What can be done?  Rep. Elijah Cummings (D-MD) recently asked True to Vote to provide documentation of how it selects voter registrations to challenge. But as a minority member of the House Oversight Committee, Cummings can't issue a subpoena or hold a hearing.  The Justice Department's Civil Rights Division is already grossly overextended with its involvement in Voting Rights Act and redistricting cases.

But there is one remedy specifically aimed at groups of private citizens who band together to intimidate other citizens seeking to exercise their rights. It is called the Ku Klux Klan Act. As Brentin Mock of Colorlines pointed out yesterday, the Act directly addresses this kind of organized vote suppression.
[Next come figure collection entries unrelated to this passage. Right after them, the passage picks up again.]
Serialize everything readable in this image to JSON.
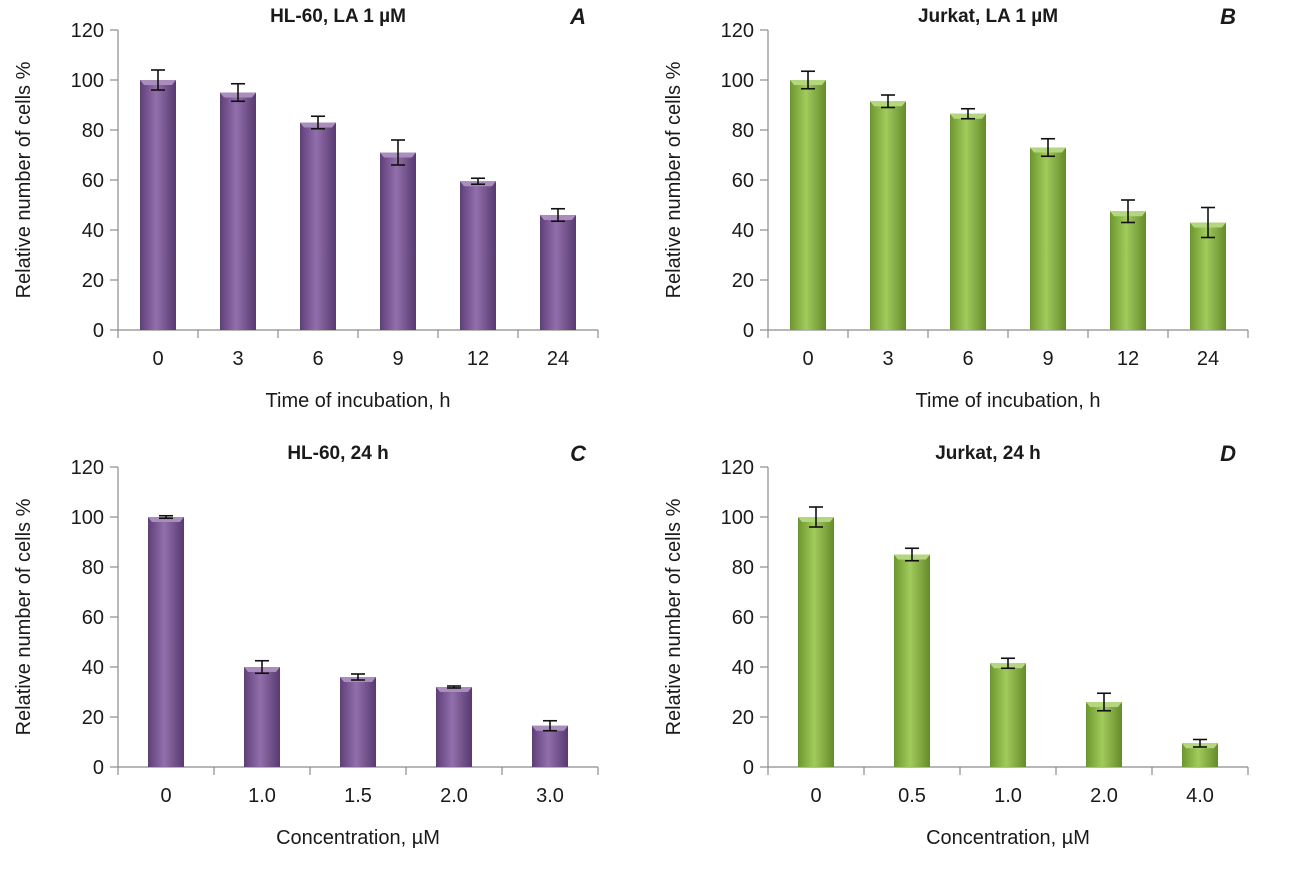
{
  "chart_data": [
    {
      "panel_letter": "A",
      "type": "bar",
      "title": "HL-60, LA 1 µM",
      "xlabel": "Time of incubation, h",
      "ylabel": "Relative number of cells %",
      "categories": [
        "0",
        "3",
        "6",
        "9",
        "12",
        "24"
      ],
      "values": [
        100,
        95,
        83,
        71,
        59.5,
        46
      ],
      "errors": [
        4,
        3.5,
        2.5,
        5,
        1.2,
        2.5
      ],
      "ylim": [
        0,
        120
      ],
      "yticks": [
        "0",
        "20",
        "40",
        "60",
        "80",
        "100",
        "120"
      ],
      "color": "#7a4f9a",
      "grid": false
    },
    {
      "panel_letter": "B",
      "type": "bar",
      "title": "Jurkat, LA 1 µM",
      "xlabel": "Time of incubation, h",
      "ylabel": "Relative number of cells %",
      "categories": [
        "0",
        "3",
        "6",
        "9",
        "12",
        "24"
      ],
      "values": [
        100,
        91.5,
        86.5,
        73,
        47.5,
        43
      ],
      "errors": [
        3.5,
        2.5,
        2,
        3.5,
        4.5,
        6
      ],
      "ylim": [
        0,
        120
      ],
      "yticks": [
        "0",
        "20",
        "40",
        "60",
        "80",
        "100",
        "120"
      ],
      "color": "#8cc03a",
      "grid": false
    },
    {
      "panel_letter": "C",
      "type": "bar",
      "title": "HL-60, 24 h",
      "xlabel": "Concentration, µM",
      "ylabel": "Relative number of cells %",
      "categories": [
        "0",
        "1.0",
        "1.5",
        "2.0",
        "3.0"
      ],
      "values": [
        100,
        40,
        36,
        32,
        16.5
      ],
      "errors": [
        0.5,
        2.5,
        1.2,
        0.4,
        2
      ],
      "ylim": [
        0,
        120
      ],
      "yticks": [
        "0",
        "20",
        "40",
        "60",
        "80",
        "100",
        "120"
      ],
      "color": "#7a4f9a",
      "grid": false
    },
    {
      "panel_letter": "D",
      "type": "bar",
      "title": "Jurkat, 24 h",
      "xlabel": "Concentration, µM",
      "ylabel": "Relative number of cells %",
      "categories": [
        "0",
        "0.5",
        "1.0",
        "2.0",
        "4.0"
      ],
      "values": [
        100,
        85,
        41.5,
        26,
        9.5
      ],
      "errors": [
        4,
        2.5,
        2,
        3.5,
        1.5
      ],
      "ylim": [
        0,
        120
      ],
      "yticks": [
        "0",
        "20",
        "40",
        "60",
        "80",
        "100",
        "120"
      ],
      "color": "#8cc03a",
      "grid": false
    }
  ]
}
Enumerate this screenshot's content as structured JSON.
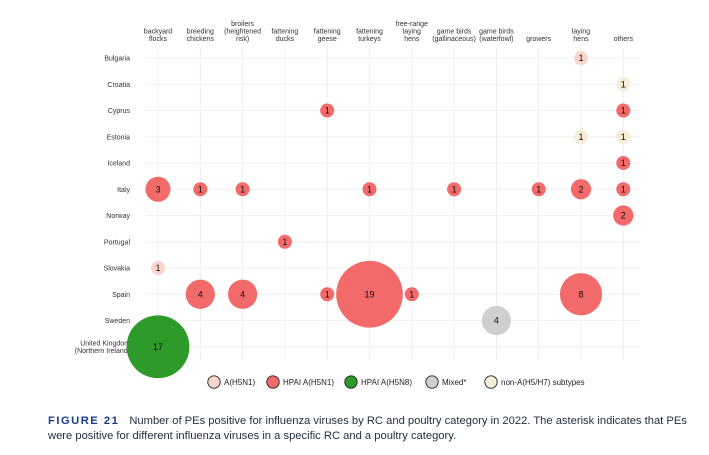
{
  "chart_data": {
    "type": "bubble",
    "categories": [
      [
        "backyard",
        "flocks"
      ],
      [
        "breeding",
        "chickens"
      ],
      [
        "broilers",
        "(heightened",
        "risk)"
      ],
      [
        "fattening",
        "ducks"
      ],
      [
        "fattening",
        "geese"
      ],
      [
        "fattening",
        "turkeys"
      ],
      [
        "free-range",
        "laying",
        "hens"
      ],
      [
        "game birds",
        "(gallinaceous)"
      ],
      [
        "game birds",
        "(waterfowl)"
      ],
      [
        "growers"
      ],
      [
        "laying",
        "hens"
      ],
      [
        "others"
      ]
    ],
    "rows": [
      [
        "Bulgaria"
      ],
      [
        "Croatia"
      ],
      [
        "Cyprus"
      ],
      [
        "Estonia"
      ],
      [
        "Iceland"
      ],
      [
        "Italy"
      ],
      [
        "Norway"
      ],
      [
        "Portugal"
      ],
      [
        "Slovakia"
      ],
      [
        "Spain"
      ],
      [
        "Sweden"
      ],
      [
        "United Kingdom",
        "(Northern Ireland)"
      ]
    ],
    "series_colors": {
      "A(H5N1)": "#fbd5cc",
      "HPAI A(H5N1)": "#f26a6a",
      "HPAI A(H5N8)": "#2e9a2a",
      "Mixed*": "#cfcfcf",
      "non-A(H5/H7) subtypes": "#f6edd9"
    },
    "points": [
      {
        "row": 0,
        "col": 10,
        "value": 1,
        "series": "A(H5N1)"
      },
      {
        "row": 1,
        "col": 11,
        "value": 1,
        "series": "non-A(H5/H7) subtypes"
      },
      {
        "row": 2,
        "col": 4,
        "value": 1,
        "series": "HPAI A(H5N1)"
      },
      {
        "row": 2,
        "col": 11,
        "value": 1,
        "series": "HPAI A(H5N1)"
      },
      {
        "row": 3,
        "col": 10,
        "value": 1,
        "series": "non-A(H5/H7) subtypes"
      },
      {
        "row": 3,
        "col": 11,
        "value": 1,
        "series": "non-A(H5/H7) subtypes"
      },
      {
        "row": 4,
        "col": 11,
        "value": 1,
        "series": "HPAI A(H5N1)"
      },
      {
        "row": 5,
        "col": 0,
        "value": 3,
        "series": "HPAI A(H5N1)"
      },
      {
        "row": 5,
        "col": 1,
        "value": 1,
        "series": "HPAI A(H5N1)"
      },
      {
        "row": 5,
        "col": 2,
        "value": 1,
        "series": "HPAI A(H5N1)"
      },
      {
        "row": 5,
        "col": 5,
        "value": 1,
        "series": "HPAI A(H5N1)"
      },
      {
        "row": 5,
        "col": 7,
        "value": 1,
        "series": "HPAI A(H5N1)"
      },
      {
        "row": 5,
        "col": 9,
        "value": 1,
        "series": "HPAI A(H5N1)"
      },
      {
        "row": 5,
        "col": 10,
        "value": 2,
        "series": "HPAI A(H5N1)"
      },
      {
        "row": 5,
        "col": 11,
        "value": 1,
        "series": "HPAI A(H5N1)"
      },
      {
        "row": 6,
        "col": 11,
        "value": 2,
        "series": "HPAI A(H5N1)"
      },
      {
        "row": 7,
        "col": 3,
        "value": 1,
        "series": "HPAI A(H5N1)"
      },
      {
        "row": 8,
        "col": 0,
        "value": 1,
        "series": "A(H5N1)"
      },
      {
        "row": 9,
        "col": 1,
        "value": 4,
        "series": "HPAI A(H5N1)"
      },
      {
        "row": 9,
        "col": 2,
        "value": 4,
        "series": "HPAI A(H5N1)"
      },
      {
        "row": 9,
        "col": 4,
        "value": 1,
        "series": "HPAI A(H5N1)"
      },
      {
        "row": 9,
        "col": 5,
        "value": 19,
        "series": "HPAI A(H5N1)"
      },
      {
        "row": 9,
        "col": 6,
        "value": 1,
        "series": "HPAI A(H5N1)"
      },
      {
        "row": 9,
        "col": 10,
        "value": 8,
        "series": "HPAI A(H5N1)"
      },
      {
        "row": 10,
        "col": 8,
        "value": 4,
        "series": "Mixed*"
      },
      {
        "row": 11,
        "col": 0,
        "value": 17,
        "series": "HPAI A(H5N8)"
      }
    ],
    "legend": [
      "A(H5N1)",
      "HPAI A(H5N1)",
      "HPAI A(H5N8)",
      "Mixed*",
      "non-A(H5/H7) subtypes"
    ],
    "legend_position": "bottom",
    "grid": true
  },
  "caption": {
    "label": "FIGURE 21",
    "text": "Number of PEs positive for influenza viruses by RC and poultry category in 2022. The asterisk indicates that PEs were positive for different influenza viruses in a specific RC and a poultry category."
  }
}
Passed in 1871, the applicable part of the Act is currently codified at Title 42 of the United States Code, § 1985(3):

If two or more persons in any State or Territory conspire or go in disguise on the highway or on the premises of another, for the purpose of depriving, either directly or indirectly, any person or class of persons of the equal protection of the laws . . . or if two or more persons conspire to prevent by force, intimidation, or threat, any citizen who is lawfully entitled to vote, from giving his support or advocacy in a legal manner. . . [and] one or more persons engaged therein do, or cause to be done, any act in furtherance of the object of such conspiracy, whereby another is injured in his person or property, or deprived of having and exercising any right or privilege of a citizen of the United States, the party so injured or deprived may have an action for the recovery of damages occasioned by such injury or deprivation, against any one or more of the conspirators.

What this antique statutory language means is that if ordinary, private people agree to go out and try to stop people from voting, and then carry out their plan, anyone whom they injure may have a right to take them to federal court for damages, and injunctions, and attorney fees.

The Act was passed to keep the Klan and other Southern vigilantes from targeting African Americans and Southern Republicans at the polls or in other exercise of their civic rights. Over the years, the courts have interpreted the statute to require a "class-based animus" -- that is, the conspiracy must aim at individuals because of their race or something like it -- national origin or perhaps immigration status. But if that requirement is met, private intimidation of voters or would-be voters is covered by the Act. The fact that those sued aren't government officials makes no difference.

The recent news reports make out all the elements of the claim under the Act: The new vote vigilantes are targeting voters because of their perceived national origin, imagining clearly that anyone with brown features must be a non-citizen. They are targeting other voters, like those in Sheila Jackson Lee's district, because of their perception of the racial composition of the precinct they vote in. They plan to use intimidation, confusion, and even pretended color of law to send voters home without having exercised their rights. (In fact, in some areas, they may have the cooperation of public officials in this; Steven Rosenfeld's Alternet report captures the Colorado Secretary of State, and a representative of the Attorney General's office, encouraging True the Vote's efforts.)

Civil rights lawyers can use the Act to bring this conspiracy into court, and into the light of day. It's hard to know what the Supreme Court would do with a case like this. Its only recent KKK Act case, Bray v. Alexandria Women's Health Clinic, held that a women's health center could not use the act against an anti-abortion group, because the alleged conspiracy did not impact a right -- the right to travel interstate -- protected against private interference. Case law from the civil rights era, however, suggests that the right to vote in federal elections is a more serious matter. "The right of citizens to vote in congressional elections, for instance, may obviously be protected by Congress from individual as well as from State interference," the Court said in 1951.

That it needs protection against individuals has been obvious to me since that long-ago election day in Virginia. Heroic work by voting-rights lawyers has helped tame the official war on the ballot. Unfair as the burden on them may seem, those same lawyers may be needed to step in against the new Ku Klux Klan.